Un article publié par Science revient sur les circonstances qui ont entouré l'annonce d'une percée mathématique attribuée à un système d'intelligence artificielle. Ce qui devait être présenté comme une démonstration de la capacité des modèles à produire des résultats mathématiques originaux s'est rapidement transformé en un débat plus large sur la rigueur scientifique entourant ces annonces.

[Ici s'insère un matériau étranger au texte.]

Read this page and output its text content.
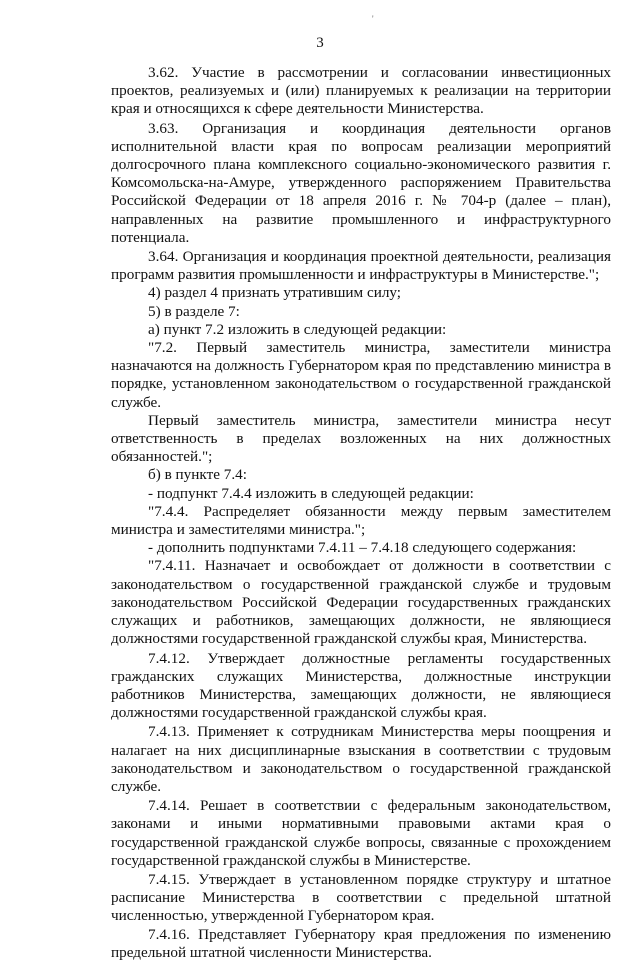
'
3

3.62. Участие в рассмотрении и согласовании инвестиционных проектов, реализуемых и (или) планируемых к реализации на территории края и относящихся к сфере деятельности Министерства.

3.63. Организация и координация деятельности органов исполнительной власти края по вопросам реализации мероприятий долгосрочного плана комплексного социально-экономического развития г. Комсомольска-на-Амуре, утвержденного распоряжением Правительства Российской Федерации от 18 апреля 2016 г. № 704-р (далее – план), направленных на развитие промышленного и инфраструктурного потенциала.

3.64. Организация и координация проектной деятельности, реализация программ развития промышленности и инфраструктуры в Министерстве.";

4) раздел 4 признать утратившим силу;

5) в разделе 7:

а) пункт 7.2 изложить в следующей редакции:

"7.2. Первый заместитель министра, заместители министра назначаются на должность Губернатором края по представлению министра в порядке, установленном законодательством о государственной гражданской службе.

Первый заместитель министра, заместители министра несут ответственность в пределах возложенных на них должностных обязанностей.";

б) в пункте 7.4:

- подпункт 7.4.4 изложить в следующей редакции:

"7.4.4. Распределяет обязанности между первым заместителем министра и заместителями министра.";

- дополнить подпунктами 7.4.11 – 7.4.18 следующего содержания:

"7.4.11. Назначает и освобождает от должности в соответствии с законодательством о государственной гражданской службе и трудовым законодательством Российской Федерации государственных гражданских служащих и работников, замещающих должности, не являющиеся должностями государственной гражданской службы края, Министерства.

7.4.12. Утверждает должностные регламенты государственных гражданских служащих Министерства, должностные инструкции работников Министерства, замещающих должности, не являющиеся должностями государственной гражданской службы края.

7.4.13. Применяет к сотрудникам Министерства меры поощрения и налагает на них дисциплинарные взыскания в соответствии с трудовым законодательством и законодательством о государственной гражданской службе.

7.4.14. Решает в соответствии с федеральным законодательством, законами и иными нормативными правовыми актами края о государственной гражданской службе вопросы, связанные с прохождением государственной гражданской службы в Министерстве.

7.4.15. Утверждает в установленном порядке структуру и штатное расписание Министерства в соответствии с предельной штатной численностью, утвержденной Губернатором края.

7.4.16. Представляет Губернатору края предложения по изменению предельной штатной численности Министерства.
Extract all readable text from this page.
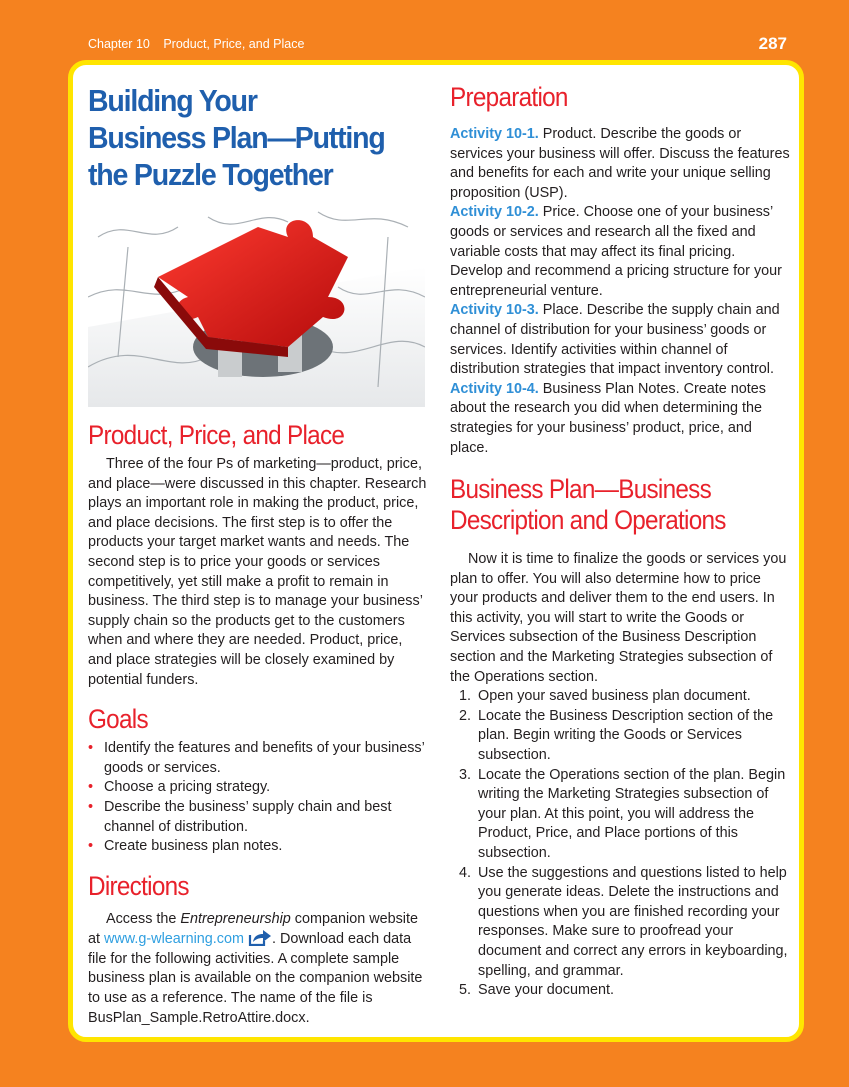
Chapter 10 Product, Price, and Place	287
Building Your
Business Plan—Putting
the Puzzle Together
Product, Price, and Place

Three of the four Ps of marketing—product, price, and place—were discussed in this chapter. Research plays an important role in making the product, price, and place decisions. The first step is to offer the products your target market wants and needs. The second step is to price your goods or services competitively, yet still make a profit to remain in business. The third step is to manage your business’ supply chain so the products get to the customers when and where they are needed. Product, price, and place strategies will be closely examined by potential funders.

Goals
• Identify the features and benefits of your business’ goods or services.
• Choose a pricing strategy.
• Describe the business’ supply chain and best channel of distribution.
• Create business plan notes.
Directions

Access the Entrepreneurship companion website at www.g-wlearning.com . Download each data file for the following activities. A complete sample business plan is available on the companion website to use as a reference. The name of the file is BusPlan_Sample.RetroAttire.docx.

Preparation

Activity 10-1. Product. Describe the goods or services your business will offer. Discuss the features and benefits for each and write your unique selling proposition (USP).

Activity 10-2. Price. Choose one of your business’ goods or services and research all the fixed and variable costs that may affect its final pricing. Develop and recommend a pricing structure for your entrepreneurial venture.

Activity 10-3. Place. Describe the supply chain and channel of distribution for your business’ goods or services. Identify activities within channel of distribution strategies that impact inventory control.

Activity 10-4. Business Plan Notes. Create notes about the research you did when determining the strategies for your business’ product, price, and place.

Business Plan—Business
Description and Operations

Now it is time to finalize the goods or services you plan to offer. You will also determine how to price your products and deliver them to the end users. In this activity, you will start to write the Goods or Services subsection of the Business Description section and the Marketing Strategies subsection of the Operations section.

1. Open your saved business plan document.
2. Locate the Business Description section of the plan. Begin writing the Goods or Services subsection.
3. Locate the Operations section of the plan. Begin writing the Marketing Strategies subsection of your plan. At this point, you will address the Product, Price, and Place portions of this subsection.
4. Use the suggestions and questions listed to help you generate ideas. Delete the instructions and questions when you are finished recording your responses. Make sure to proofread your document and correct any errors in keyboarding, spelling, and grammar.
5. Save your document.
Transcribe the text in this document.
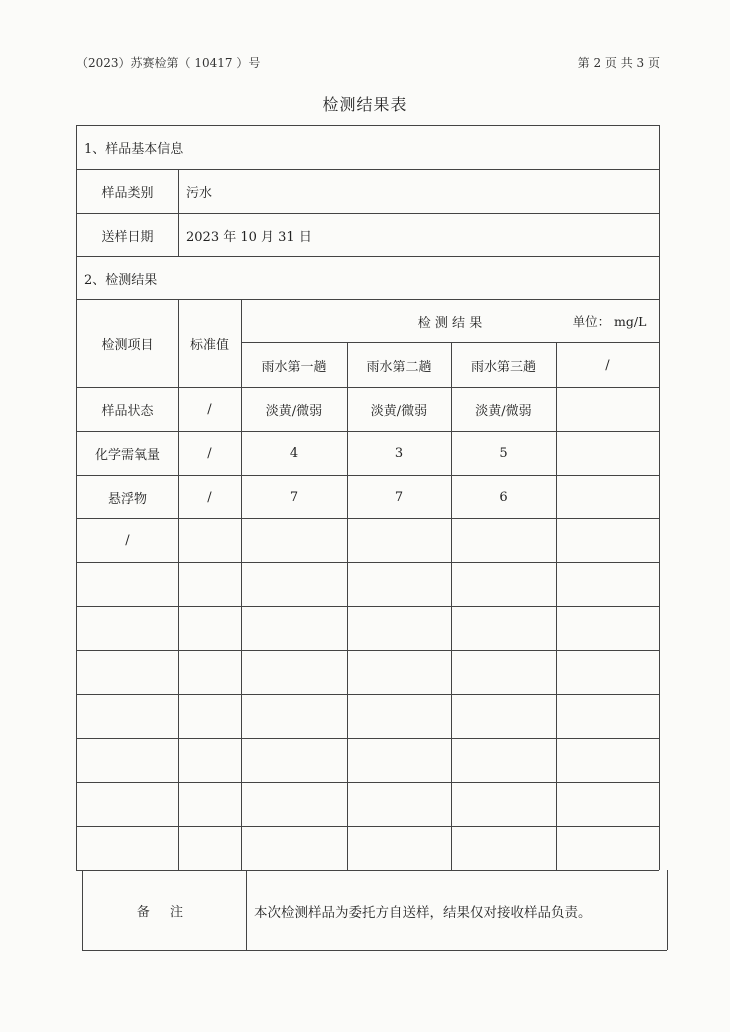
（2023）苏赛检第（ 10417 ）号	第 2 页 共 3 页
检测结果表
1、样品基本信息
样品类别	污水
送样日期	2023 年 10 月 31 日
2、检测结果
检测项目	标准值
检 测 结 果	单位： mg/L
雨水第一趟	雨水第二趟	雨水第三趟	/
样品状态	/	淡黄/微弱	淡黄/微弱	淡黄/微弱
化学需氧量	/	4	3	5
悬浮物	/	7	7	6
/
备 注	本次检测样品为委托方自送样，结果仅对接收样品负责。
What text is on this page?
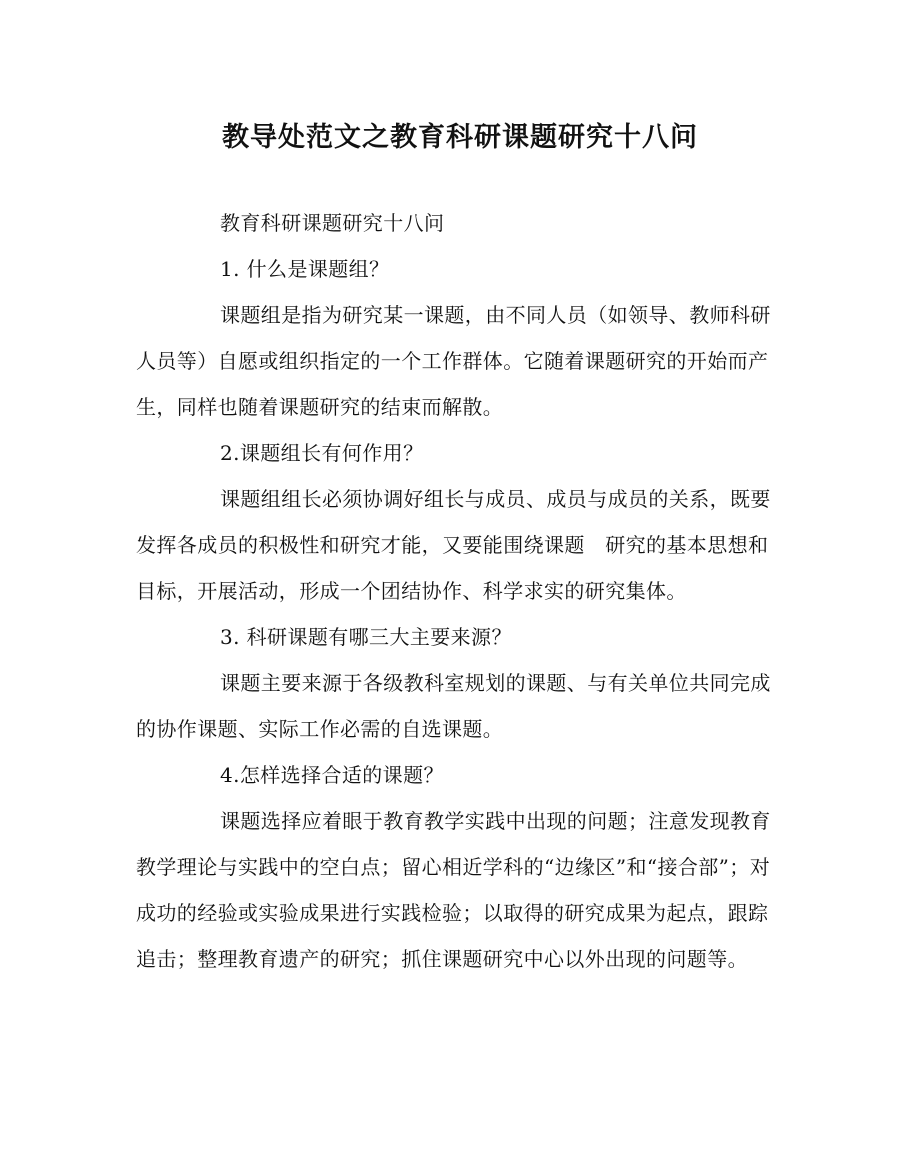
教导处范文之教育科研课题研究十八问

教育科研课题研究十八问

1. 什么是课题组？

课题组是指为研究某一课题，由不同人员（如领导、教师科研人员等）自愿或组织指定的一个工作群体。它随着课题研究的开始而产生，同样也随着课题研究的结束而解散。

2.课题组长有何作用？

课题组组长必须协调好组长与成员、成员与成员的关系，既要发挥各成员的积极性和研究才能，又要能围绕课题　研究的基本思想和目标，开展活动，形成一个团结协作、科学求实的研究集体。

3. 科研课题有哪三大主要来源？

课题主要来源于各级教科室规划的课题、与有关单位共同完成的协作课题、实际工作必需的自选课题。

4.怎样选择合适的课题？

课题选择应着眼于教育教学实践中出现的问题；注意发现教育教学理论与实践中的空白点；留心相近学科的“边缘区”和“接合部”；对成功的经验或实验成果进行实践检验；以取得的研究成果为起点，跟踪追击；整理教育遗产的研究；抓住课题研究中心以外出现的问题等。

Selon le récit de Science, la controverse est née après que des mathématiciens ont examiné de plus près les affirmations initiales. Plusieurs chercheurs ont fait valoir que la contribution du modèle avait été surestimée, soit parce que certains résultats étaient déjà connus dans la littérature existante, soit parce que le rôle des chercheurs humains dans la formulation et la vérification des preuves avait été minimisé dans la communication publique. Ce type de désaccord n'est pas nouveau dans le domaine de l'IA appliquée aux mathématiques, où la frontière entre "découverte" et "recherche documentaire assistée" peut être difficile à établir.
L'épisode met en lumière une tension structurelle : les laboratoires d'IA ont un intérêt commercial et médiatique évident à présenter leurs systèmes comme capables de raisonnement mathématique autonome, tandis que la communauté mathématique exige des standards de vérification stricts, souvent lents, avant de valider une preuve comme originale et correcte. Cette asymétrie de rythme et d'incitations alimente régulièrement des désaccords similaires, qu'il s'agisse de problèmes ouverts, de conjectures ou de résultats de compétitions.
Au-delà du cas particulier, cette controverse illustre un enjeu de fond pour l'ensemble du secteur : comment établir des protocoles de vérification indépendants et transparents pour les résultats scientifiques produits ou assistés par l'IA. Sans normes partagées, chaque nouvelle annonce risque de rouvrir le même débat sur la part réelle de contribution algorithmique face au travail humain de vérification et de contextualisation.